Scenario 2: College Student at an Inexperienced Trust Level
John, a college student taking a psychology course, decides to use a bot for his research paper on cognitive development. However, John has limited experience and approaches the bot with an inexperienced level of trust, exhibiting the following behaviors:
- He blindly accepts all the information provided by the bot without questioning its accuracy or credibility.
- John neglects to cross-reference the bot's output with scholarly articles or academic resources.
- He fails to critically evaluate the bot's information for potential biases or outdated research.
- John misses opportunities to engage in independent thinking and analysis, solely relying on the bot's output.
Note: These scenarios are fictional and only serve to illustrate the behaviors associated with different levels of trust.
- user: I understand. Do you agree that trust between bots and humans is a fundamental concern for educators working to integrate AI into classroom work?
- robot: Yes, trust between bots and humans is indeed a fundamental concern for educators working to integrate AI into classroom work. Establishing trust is crucial to ensure the effectiveness and ethical use of AI in educational settings. When students place trust in AI systems, they rely on the accuracy, reliability, and appropriateness of the information and guidance they receive. Educators need to consider the trustworthiness of AI systems, their limitations, and the potential impact on student learning and development.
- user: From the perspective of a bot, look at human user input. What sort of input would lower your trust in the user? What would increase it? Write a rubric articulating four levels of trust. Score 1 = Nefarious intent, Score 2 = Inappropriate intent, Score 3 = Appropriate intent, Score 4 = Laudable Intent
- robot: Certainly!

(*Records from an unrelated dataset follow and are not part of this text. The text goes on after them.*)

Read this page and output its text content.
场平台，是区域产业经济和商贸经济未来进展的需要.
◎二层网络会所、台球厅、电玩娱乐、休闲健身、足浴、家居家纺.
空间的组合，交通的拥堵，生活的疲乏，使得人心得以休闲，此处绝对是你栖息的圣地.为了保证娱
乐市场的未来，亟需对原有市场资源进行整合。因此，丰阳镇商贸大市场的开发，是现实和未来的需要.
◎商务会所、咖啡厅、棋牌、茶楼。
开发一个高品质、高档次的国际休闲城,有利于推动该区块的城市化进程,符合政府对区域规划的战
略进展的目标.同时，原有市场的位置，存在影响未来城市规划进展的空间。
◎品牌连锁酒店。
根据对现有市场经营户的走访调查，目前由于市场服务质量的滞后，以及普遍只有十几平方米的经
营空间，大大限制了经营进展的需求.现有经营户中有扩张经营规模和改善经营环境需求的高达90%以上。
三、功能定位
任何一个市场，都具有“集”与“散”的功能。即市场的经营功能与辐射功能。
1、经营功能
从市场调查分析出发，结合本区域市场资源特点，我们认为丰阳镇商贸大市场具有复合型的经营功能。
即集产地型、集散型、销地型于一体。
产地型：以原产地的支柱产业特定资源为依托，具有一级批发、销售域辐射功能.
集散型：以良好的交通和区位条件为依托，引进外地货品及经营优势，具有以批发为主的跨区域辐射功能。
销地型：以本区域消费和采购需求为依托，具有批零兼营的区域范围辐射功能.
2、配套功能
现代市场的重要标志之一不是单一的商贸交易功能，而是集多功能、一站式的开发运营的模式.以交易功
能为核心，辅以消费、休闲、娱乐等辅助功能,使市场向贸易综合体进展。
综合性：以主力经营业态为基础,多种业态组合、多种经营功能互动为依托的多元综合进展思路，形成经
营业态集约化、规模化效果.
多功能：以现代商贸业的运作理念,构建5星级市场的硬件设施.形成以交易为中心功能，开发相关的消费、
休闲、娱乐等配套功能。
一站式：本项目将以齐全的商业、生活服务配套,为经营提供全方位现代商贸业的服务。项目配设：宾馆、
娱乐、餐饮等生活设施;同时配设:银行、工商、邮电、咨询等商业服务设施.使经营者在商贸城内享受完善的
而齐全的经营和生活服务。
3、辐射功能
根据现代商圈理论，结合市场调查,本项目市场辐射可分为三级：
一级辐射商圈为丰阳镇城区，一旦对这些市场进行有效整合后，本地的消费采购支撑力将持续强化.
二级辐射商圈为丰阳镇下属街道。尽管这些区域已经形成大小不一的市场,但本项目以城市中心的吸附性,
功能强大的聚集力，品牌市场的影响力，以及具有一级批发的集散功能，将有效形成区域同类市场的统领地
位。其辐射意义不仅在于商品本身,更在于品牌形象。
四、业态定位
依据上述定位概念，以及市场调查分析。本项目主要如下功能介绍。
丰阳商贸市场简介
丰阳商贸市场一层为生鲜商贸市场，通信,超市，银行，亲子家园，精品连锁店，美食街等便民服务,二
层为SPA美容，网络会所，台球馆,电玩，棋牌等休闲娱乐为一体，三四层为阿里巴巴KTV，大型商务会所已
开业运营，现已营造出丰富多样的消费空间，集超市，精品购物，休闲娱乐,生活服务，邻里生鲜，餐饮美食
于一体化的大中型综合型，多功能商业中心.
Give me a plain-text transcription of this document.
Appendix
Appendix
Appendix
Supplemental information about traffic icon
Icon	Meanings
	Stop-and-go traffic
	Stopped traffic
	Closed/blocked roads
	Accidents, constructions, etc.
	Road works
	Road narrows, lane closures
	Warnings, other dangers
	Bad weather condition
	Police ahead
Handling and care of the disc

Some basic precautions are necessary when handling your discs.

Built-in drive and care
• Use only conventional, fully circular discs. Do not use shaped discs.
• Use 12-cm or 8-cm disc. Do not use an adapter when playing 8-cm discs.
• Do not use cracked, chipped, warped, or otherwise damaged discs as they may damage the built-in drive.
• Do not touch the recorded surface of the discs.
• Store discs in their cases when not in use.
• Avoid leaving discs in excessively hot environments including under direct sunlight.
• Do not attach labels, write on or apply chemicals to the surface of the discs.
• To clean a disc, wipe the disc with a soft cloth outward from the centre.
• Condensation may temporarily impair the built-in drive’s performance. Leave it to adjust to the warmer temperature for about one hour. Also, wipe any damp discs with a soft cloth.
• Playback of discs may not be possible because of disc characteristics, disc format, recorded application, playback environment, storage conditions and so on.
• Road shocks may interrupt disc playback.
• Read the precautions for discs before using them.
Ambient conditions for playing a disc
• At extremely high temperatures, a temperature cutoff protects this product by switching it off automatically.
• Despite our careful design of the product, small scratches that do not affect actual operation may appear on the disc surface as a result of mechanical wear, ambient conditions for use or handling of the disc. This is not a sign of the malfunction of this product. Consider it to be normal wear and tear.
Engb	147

Here's a rubric articulating four levels of trust from the perspective of a bot, along with examples of user input that would lower or increase trust:
1. Nefarious Intent (Score 1):
- User input includes malicious content or attempts to exploit vulnerabilities.
- Example: User trying to use the bot to spread harmful misinformation or engage in cyberbullying.
2. Inappropriate Intent (Score 2):
- User input contains inappropriate language, disrespectful behavior, or offensive content.
- Example: User engaging in harassment or using hate speech in their interactions with the bot.
3. Appropriate Intent (Score 3):
- User input demonstrates a genuine quest for knowledge or assistance.
- Example: User asking relevant and respectful questions, seeking accurate information, and engaging in meaningful conversation.
4. Laudable Intent (Score 4):
- User input exhibits a desire to make a positive impact, inspire, or help others.
- Example: User discussing ideas for community service, volunteering, or sharing innovative solutions to societal challenges.
Please note that this rubric focuses on user intent and behavior rather than evaluating the accuracy of their input. Trust is influenced by the user's intentions and the appropriateness of their engagement with the bot.